Cadence & Technique Training at EIC Indoors

You’ve probably seen cyclists in the tours and races that you have done, displaying what appears like a seemingly effortless pedal stroke, turning an incredible cadence - power being transferred to the pedals without any wasted motion or energy. This smooth and efficient transfer of energy from your body to your bike results in quicker times on the bike. 


The first step to consider in your quest for efficiency is cadence. Practicing and implementing a higher cadence during your cycling will give you a double advantage: First, the higher your cadence, the less force you must apply at the pedals to generate the same amount of power. And second, by applying less force to the pedals you incur less stress applied to the musculature of your legs, leaving you more reserves for riding longer and faster - something even more important to multi-sport athletes who must run after getting off of the bike . What's more, you can, of course, apply the same force with a higher cadence to achieve an even higher speed as well - necessary for time trialists and road racers. 
The higher speed at which your feet move through a pedal cycle results in a smaller time interval during which you have to apply this force. Basically you have less time to apply the force during each crank revolution since you are getting through the cycle faster. 

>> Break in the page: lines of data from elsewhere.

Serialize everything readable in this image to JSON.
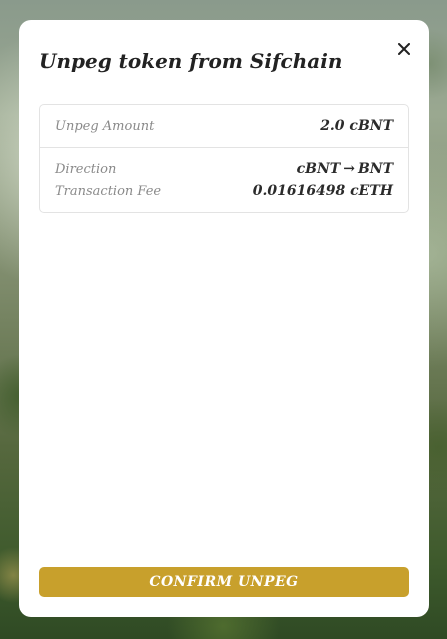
{
  "modal": {
    "title": "Unpeg token from Sifchain",
    "close_icon": "close-icon"
  },
  "details": {
    "unpeg_amount_label": "Unpeg Amount",
    "unpeg_amount_value": "2.0 cBNT",
    "direction_label": "Direction",
    "direction_from": "cBNT",
    "direction_arrow": "→",
    "direction_to": "BNT",
    "fee_label": "Transaction Fee",
    "fee_value": "0.01616498 cETH"
  },
  "actions": {
    "confirm_label": "CONFIRM UNPEG"
  },
  "colors": {
    "accent": "#c8a02c",
    "modal_bg": "#ffffff",
    "border": "#e3e3e3",
    "label_text": "#8a8a8a",
    "value_text": "#2b2b2b"
  }
}
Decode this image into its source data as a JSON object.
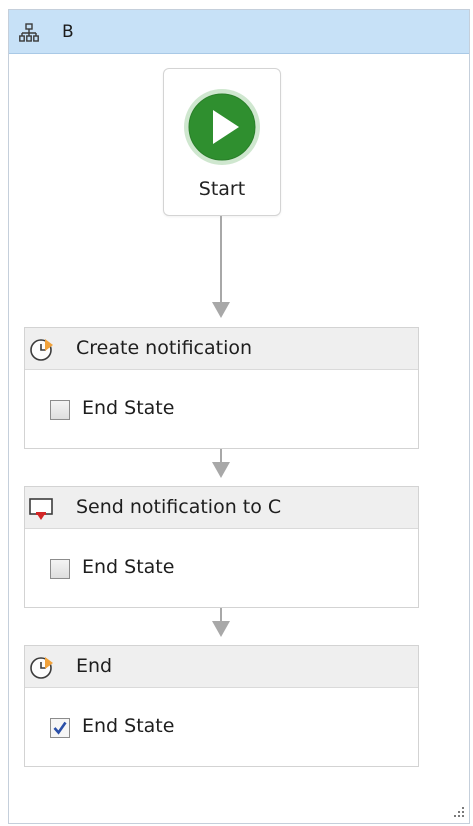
{
  "workflow": {
    "title": "B",
    "header_icon": "hierarchy-icon"
  },
  "start": {
    "label": "Start",
    "icon": "play-icon",
    "icon_color": "#2f8f2f"
  },
  "states": [
    {
      "title": "Create notification",
      "icon": "clock-icon",
      "end_state_label": "End State",
      "end_state_checked": false
    },
    {
      "title": "Send notification to C",
      "icon": "message-icon",
      "end_state_label": "End State",
      "end_state_checked": false
    },
    {
      "title": "End",
      "icon": "clock-icon",
      "end_state_label": "End State",
      "end_state_checked": true
    }
  ],
  "colors": {
    "header_bg": "#c7e1f7",
    "connector": "#a8a8a8",
    "checkmark": "#2a4fa8"
  }
}
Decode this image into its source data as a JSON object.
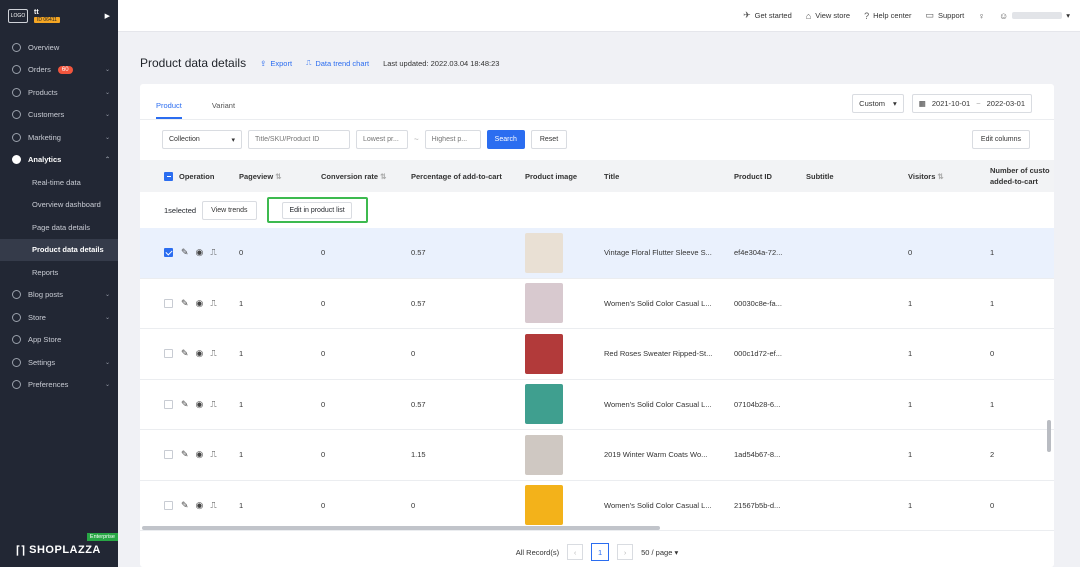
{
  "store": {
    "name": "tt",
    "id_badge": "ID 06411",
    "logo_text": "LOGO"
  },
  "sidebar": {
    "items": [
      {
        "label": "Overview",
        "icon": "overview-icon"
      },
      {
        "label": "Orders",
        "badge": "60",
        "icon": "orders-icon"
      },
      {
        "label": "Products",
        "icon": "products-icon"
      },
      {
        "label": "Customers",
        "icon": "customers-icon"
      },
      {
        "label": "Marketing",
        "icon": "marketing-icon"
      },
      {
        "label": "Analytics",
        "icon": "analytics-icon"
      },
      {
        "label": "Blog posts",
        "icon": "blog-icon"
      },
      {
        "label": "Store",
        "icon": "store-icon"
      },
      {
        "label": "App Store",
        "icon": "app-store-icon"
      },
      {
        "label": "Settings",
        "icon": "settings-icon"
      },
      {
        "label": "Preferences",
        "icon": "preferences-icon"
      }
    ],
    "analytics_sub": [
      "Real-time data",
      "Overview dashboard",
      "Page data details",
      "Product data details",
      "Reports"
    ],
    "footer_brand": "SHOPLAZZA",
    "footer_tier": "Enterprise"
  },
  "topbar": {
    "get_started": "Get started",
    "view_store": "View store",
    "help_center": "Help center",
    "support": "Support"
  },
  "page": {
    "title": "Product data details",
    "export": "Export",
    "trend_chart": "Data trend chart",
    "last_updated": "Last updated: 2022.03.04 18:48:23"
  },
  "tabs": [
    "Product",
    "Variant"
  ],
  "range": {
    "mode": "Custom",
    "start": "2021-10-01",
    "sep": "~",
    "end": "2022-03-01"
  },
  "filters": {
    "collection": "Collection",
    "search_placeholder": "Title/SKU/Product ID",
    "lowest_placeholder": "Lowest pr...",
    "range_sep": "~",
    "highest_placeholder": "Highest p...",
    "search_btn": "Search",
    "reset_btn": "Reset",
    "edit_columns": "Edit columns"
  },
  "table": {
    "headers": {
      "operation": "Operation",
      "pageview": "Pageview",
      "conversion": "Conversion rate",
      "add_to_cart_pct": "Percentage of add-to-cart",
      "image": "Product image",
      "title": "Title",
      "product_id": "Product ID",
      "subtitle": "Subtitle",
      "visitors": "Visitors",
      "customers_added_1": "Number of custo",
      "customers_added_2": "added-to-cart"
    },
    "selection": {
      "count_text": "1selected",
      "view_trends": "View trends",
      "edit_in_list": "Edit in product list"
    },
    "rows": [
      {
        "pageview": "0",
        "conversion": "0",
        "atc": "0.57",
        "title": "Vintage Floral Flutter Sleeve S...",
        "pid": "ef4e304a-72...",
        "visitors": "0",
        "added": "1",
        "thumb": "#e9e0d4",
        "selected": true
      },
      {
        "pageview": "1",
        "conversion": "0",
        "atc": "0.57",
        "title": "Women's Solid Color Casual L...",
        "pid": "00030c8e-fa...",
        "visitors": "1",
        "added": "1",
        "thumb": "#d8c9cf",
        "selected": false
      },
      {
        "pageview": "1",
        "conversion": "0",
        "atc": "0",
        "title": "Red Roses Sweater Ripped-St...",
        "pid": "000c1d72-ef...",
        "visitors": "1",
        "added": "0",
        "thumb": "#b23a3a",
        "selected": false
      },
      {
        "pageview": "1",
        "conversion": "0",
        "atc": "0.57",
        "title": "Women's Solid Color Casual L...",
        "pid": "07104b28-6...",
        "visitors": "1",
        "added": "1",
        "thumb": "#3f9f8f",
        "selected": false
      },
      {
        "pageview": "1",
        "conversion": "0",
        "atc": "1.15",
        "title": "2019 Winter Warm Coats Wo...",
        "pid": "1ad54b67-8...",
        "visitors": "1",
        "added": "2",
        "thumb": "#cfc8c2",
        "selected": false
      },
      {
        "pageview": "1",
        "conversion": "0",
        "atc": "0",
        "title": "Women's Solid Color Casual L...",
        "pid": "21567b5b-d...",
        "visitors": "1",
        "added": "0",
        "thumb": "#f3b21a",
        "selected": false
      }
    ]
  },
  "pager": {
    "all_records": "All Record(s)",
    "page": "1",
    "per_page": "50 / page"
  },
  "colors": {
    "accent": "#2b6df0",
    "sidebar": "#222734",
    "highlight": "#3dba4f"
  }
}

Once you become efficient in the application of force and have adopted a quicker pedaling cadence you will be well on your way to harnessing more power, higher efficiency, and less leg fatigue on the bike. You will be able to sustain a higher average speed during the bike and feel less muscle fatigue when you get into your longer rides. 
To kind of give you an idea of how important the cadence part of this equation is, let me explain it with respect to power. Power is work divided by time. Work is force 


times distance. In cycling, force and distance are determined by gear size. Time is dependent on pedaling cadence. So as you shift to a higher gear while cadence or time remains constant, power rises. In the same way, if cadence increases (time for each pedal stroke decreases) as the gear size stays the same, power also increases. Thus, power is increased by 1) improving your ability to turn higher gears, or 2) becoming more efficient at pedaling with a high cadence. Both mean that you will ride much faster. 
Some riders, especially those who are strong and mash big gears, will benefit from improving their ability to spin the pedals. 

Those who are already good spinners will become more powerful by developing the ability to turn higher gears. 
But, to become better at turning bigger gears you not only need to be proficient in turning higher cadences, you also must improve your force development on the pedals. Your force can be improved by lifting weights (for example doing squats, walking lunges, step-ups), and/or by doing big gears/low rpm intervals on the flats, into the wind, up low angle hills, or as is the case with our indoor cycling sessions - on your bike which is positioned on a stationary trainer. So the second step in your quest to become a faster cyclist is to develop an efficient application of force. This involves applying force to the pedals during the entire 360 degrees that make up the pedal stroke. 


At the indoor Excel In Cycling sessions we'll work to improve your cadence and pedal technique by doing very specific drills that force you to concentrate on and refine pedaling mechanics and cadence. Isolated leg training is especially good for refining pedal mechanics. Most riders will probably discover that there is a "sticking" point at the top of their stroke that they must learn to smoothly overcome if they are to be efficient higher cadence riders. They may also discover that there is an "unloading" period in the upstroke of the pedal cycle that involves using ones hip flexors. This unloading technique is usually neglected by most riders and thereby results in less leg muscles being called upon to help the in the pedal cycle. 

Less muscle group involvement means slower cycling times! 
Other drills that I employ at Excel In Cycling indoor sessions are spinup ladders and pyramids. Spinups involve you riding briskly in an easy gear. You’ll gradually increase your cadence each minute until you are spinning so fast that you start to bounce on the saddle. (The reason for the bounce is that you are making inefficient transitions to upward force from downward force at the bottom of the stroke. Since the crank arm can't get any longer as you push down on the pedal at the 6 o'clock position, your butt comes up off the saddle producing the bounce.) The idea of this drill is to force you to become more efficient at the transition point and to pedal at higher cadences without bouncing. A handlebar computer with a cadence mode is essential when doing this drill at our indoor sessions.